We're not likely to know immediately. Teams more often than not wait until toward the end of the franchise/transition window to tag players. With the end of this year's window scheduled for March 6, most tags won't likely be applied until closer to or during the February 27-March 5 combine.

A look at the Jaguars scheduled to become unrestricted free agents March 14:

*Robinson. The team never replaced his presence last season after his Week 1 injury, and there are major questions as the franchise tag window opens and March 14 approaches: Can the sides agree to a long-term deal? If not, will the Jaguars commit the $16 million necessary to franchise Robinson? Are the Jaguars willing to part ways with Robinson rebuild their receiving corps? There are no easy answers in this situation just as sure as nothing at this point is a given.

*Colvin, cornerback. Many observers long have assumed Colvin will sign elsewhere. That may not be a safe assumption. Colvin has developed into one of the NFL's top nickel corners and was key to the NFL's No. 2-ranked pass defense last season. Nickel corner more and more is considered a starting position, and the Jaguars could decide Colvin is too valuable to lose.

*Posluszny. Posluszny is the Jaguars' second-longest tenured player behind 12-year veteran Marcedes Lewis, but played only in base situations last season. Posluszny long has said he would like to finish his career in Jacksonville. Would a team offering a chance to play an every-down role be too enticing for him to pass up? Time will tell.

*Patrick Omameh, guard. Omameh started 13 games at left guard last season. Will the Jaguars look the spot in free agency? Or the draft? That seems possible - even likely.

*Chad Henne, quarterback. Henne, the Jaguars' third-longest tenured player, has been a valuable backup to quarterback Blake Bortles since 2014. His status could depend on whether or not the Jaguars retain Bortles as the starter - and if they keep Bortles as the starter, whether or not they select a quarterback early in the draft.

*Marqise Lee, wide receiver. Lee, a second-round selection in the 2014 NFL Draft, emerged as a reliable starter in the last two seasons and caught a team-high 56 passes for 702 yards and three touchdowns this past season. He figures to draw $7-8 million a season on the open market, a figure that could prove too high for the Jaguars.

*Lerentee McCray, linebacker/special teams. McCray signed a one-year deal with the Jaguars last offseason and was one of the team's key special teams players throughout 2017.

*Peyton Thompson, safety. Thompson played predominantly a special teams/reserve role this past season.

*Matt Overton, long snapper. Overton signed as a free agent in training camp in August following a season-ending injury to long snapper Carson Tinker. He was placed on injured reserve in mid-November following a shoulder injury.

*Mychal Rivera, tight end. Rivera signed as an unrestricted free agent last offseason and did not play this past season after a training-camp hand injury.

*Arrelious Benn, wide receiver.
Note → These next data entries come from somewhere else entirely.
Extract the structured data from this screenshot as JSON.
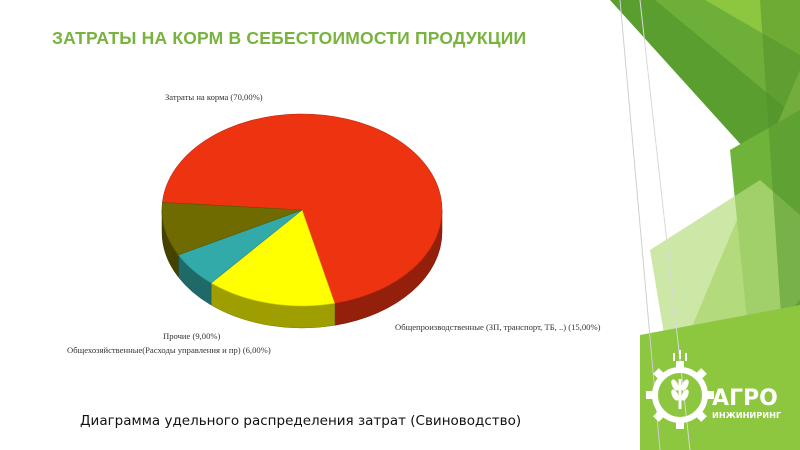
{
  "title": "ЗАТРАТЫ НА КОРМ В СЕБЕСТОИМОСТИ ПРОДУКЦИИ",
  "caption": "Диаграмма удельного распределения затрат (Свиноводство)",
  "logo": {
    "line1": "АГРО",
    "line2": "ИНЖИНИРИНГ",
    "icon": "wheat-gear-icon"
  },
  "colors": {
    "title": "#78b33e",
    "feed": "#ee3311",
    "production": "#ffff00",
    "admin": "#33aaaa",
    "other": "#6f6b00",
    "decor_green": "#8dc63f"
  },
  "chart_data": {
    "type": "pie",
    "style": "3d",
    "categories": [
      "Затраты на корма",
      "Общепроизводственные (ЗП, транспорт, ТБ, ..)",
      "Общехозяйственные(Расходы управления и пр)",
      "Прочие"
    ],
    "values": [
      70,
      15,
      6,
      9
    ],
    "labels": [
      "Затраты на корма (70,00%)",
      "Общепроизводственные (ЗП, транспорт, ТБ, ..) (15,00%)",
      "Общехозяйственные(Расходы управления и пр) (6,00%)",
      "Прочие (9,00%)"
    ],
    "legend": "none"
  }
}
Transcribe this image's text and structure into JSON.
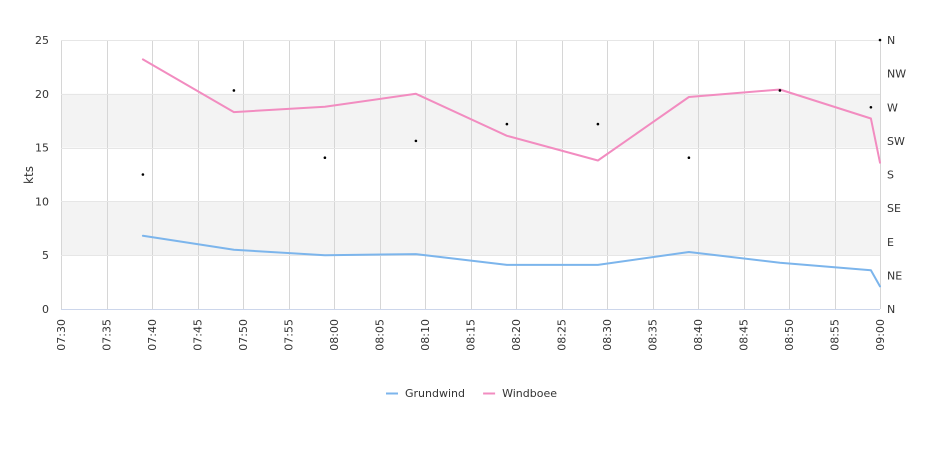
{
  "chart_data": {
    "type": "line",
    "xlabel": "",
    "ylabel": "kts",
    "x_ticks": [
      "07:30",
      "07:35",
      "07:40",
      "07:45",
      "07:50",
      "07:55",
      "08:00",
      "08:05",
      "08:10",
      "08:15",
      "08:20",
      "08:25",
      "08:30",
      "08:35",
      "08:40",
      "08:45",
      "08:50",
      "08:55",
      "09:00"
    ],
    "x_range": [
      "07:30",
      "09:00"
    ],
    "ylim": [
      0,
      25
    ],
    "y_ticks": [
      0,
      5,
      10,
      15,
      20,
      25
    ],
    "y2_labels": [
      "N",
      "NE",
      "E",
      "SE",
      "S",
      "SW",
      "W",
      "NW",
      "N"
    ],
    "y2_range_deg": [
      0,
      360
    ],
    "grid": true,
    "band_colors": [
      "#f3f3f3"
    ],
    "legend_position": "bottom-center",
    "series": [
      {
        "name": "Grundwind",
        "color": "#7cb5ec",
        "x": [
          "07:39",
          "07:49",
          "07:59",
          "08:09",
          "08:19",
          "08:29",
          "08:39",
          "08:49",
          "08:59",
          "09:00"
        ],
        "values": [
          6.8,
          5.5,
          5.0,
          5.1,
          4.1,
          4.1,
          5.3,
          4.3,
          3.6,
          2.1
        ]
      },
      {
        "name": "Windboee",
        "color": "#f28cc0",
        "x": [
          "07:39",
          "07:49",
          "07:59",
          "08:09",
          "08:19",
          "08:29",
          "08:39",
          "08:49",
          "08:59",
          "09:00"
        ],
        "values": [
          23.2,
          18.3,
          18.8,
          20.0,
          16.1,
          13.8,
          19.7,
          20.4,
          17.7,
          13.6
        ]
      }
    ],
    "direction_points": {
      "x": [
        "07:39",
        "07:49",
        "07:59",
        "08:09",
        "08:19",
        "08:29",
        "08:39",
        "08:49",
        "08:59",
        "09:00"
      ],
      "deg": [
        180,
        292.5,
        202.5,
        225,
        247.5,
        247.5,
        202.5,
        292.5,
        270,
        360
      ]
    }
  }
}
A special-teams contributor the past three seasons, Benn - like Rivera - will become a free agent after the Jaguars opted to not exercise an option for his contract in 2018.

Other Jaguars scheduled to become free agents March 14: Running back Corey Grant (restricted free agent), running back Tyler Gaffney (restricted free agent), inside linebacker Donald Payne (restricted free agent), tight end Ben Koyack (exclusive rights free agent), offensive tackle William Poehls (exclusive rights free agent) and wide receiver Shane Wynn (exclusive rights free agent). A restricted free agent can be offered a "tender offer" to give a player's current team right of first refusal if he receives an offer from a new team. A team can extend a tender offer to an exclusive rights free agent and keep him from becoming a free agent.